16. Free-plan source visibility behavior
Free-plan users must match their source definition for events to appear in the Free dashboard. If the API key is valid but provider, model, or metadata.feature does not match the key’s source definition, the event can still be accepted but may be hidden from the dashboard. Paid users have unrestricted source visibility according to current product rules.

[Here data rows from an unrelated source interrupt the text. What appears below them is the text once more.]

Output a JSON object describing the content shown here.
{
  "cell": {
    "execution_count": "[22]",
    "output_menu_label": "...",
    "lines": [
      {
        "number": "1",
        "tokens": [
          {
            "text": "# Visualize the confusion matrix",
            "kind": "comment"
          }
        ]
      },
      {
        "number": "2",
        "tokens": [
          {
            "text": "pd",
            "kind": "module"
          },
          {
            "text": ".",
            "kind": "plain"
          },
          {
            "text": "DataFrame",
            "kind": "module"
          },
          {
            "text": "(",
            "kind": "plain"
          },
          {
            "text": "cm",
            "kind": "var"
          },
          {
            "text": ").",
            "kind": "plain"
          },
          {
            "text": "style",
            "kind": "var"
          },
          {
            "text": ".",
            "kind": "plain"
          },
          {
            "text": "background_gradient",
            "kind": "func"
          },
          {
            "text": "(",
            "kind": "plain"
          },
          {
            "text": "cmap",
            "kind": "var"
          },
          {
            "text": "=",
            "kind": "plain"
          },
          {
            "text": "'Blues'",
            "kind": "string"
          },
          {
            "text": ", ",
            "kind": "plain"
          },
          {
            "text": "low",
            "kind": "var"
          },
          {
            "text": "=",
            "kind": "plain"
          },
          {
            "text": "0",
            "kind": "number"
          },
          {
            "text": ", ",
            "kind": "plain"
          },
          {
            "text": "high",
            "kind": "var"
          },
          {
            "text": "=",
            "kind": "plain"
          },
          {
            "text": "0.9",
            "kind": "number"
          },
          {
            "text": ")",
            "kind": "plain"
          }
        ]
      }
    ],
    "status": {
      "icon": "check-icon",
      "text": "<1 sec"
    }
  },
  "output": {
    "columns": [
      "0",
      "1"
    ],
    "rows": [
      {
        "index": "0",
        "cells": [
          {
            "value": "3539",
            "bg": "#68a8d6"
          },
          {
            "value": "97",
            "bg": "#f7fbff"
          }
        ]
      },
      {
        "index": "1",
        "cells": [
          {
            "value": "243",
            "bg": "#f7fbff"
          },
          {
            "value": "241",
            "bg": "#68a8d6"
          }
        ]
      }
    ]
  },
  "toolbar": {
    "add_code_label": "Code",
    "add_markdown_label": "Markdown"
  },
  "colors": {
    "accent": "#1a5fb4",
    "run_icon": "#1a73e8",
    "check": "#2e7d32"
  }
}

17. Deactivated/deleted key behavior
Deactivated keys return an inactive-key error. Deleted or revoked keys return a revoked or invalid-key error. Create a new key if the raw key is lost or compromised.
18. Dashboard visibility explanation
Accepted events are associated with the workspace attached to the authenticated key. Dashboard visibility then follows plan and source visibility rules.
19. Testing guidance
- Create or copy an LLMtrack ingestion key from your dashboard.
- Send the example payload to
https://llm-track.com/api/ingest. - Use PowerShell, curl, Python, or server-side JavaScript for reliable tests.
- If a browser console request is blocked by Content Security Policy, test from a terminal instead.
20. Common mistakes
- Using an OpenAI key instead of an LLMtrack key.
- Pasting JavaScript fetch into PowerShell.
- Pasting curl into a browser console.
- Browser console requests being blocked by Content Security Policy.
- Using a deactivated/deleted key.
- Using provider/model/feature values that do not match Free source definitions.
- Exposing API keys in frontend/client-side production code.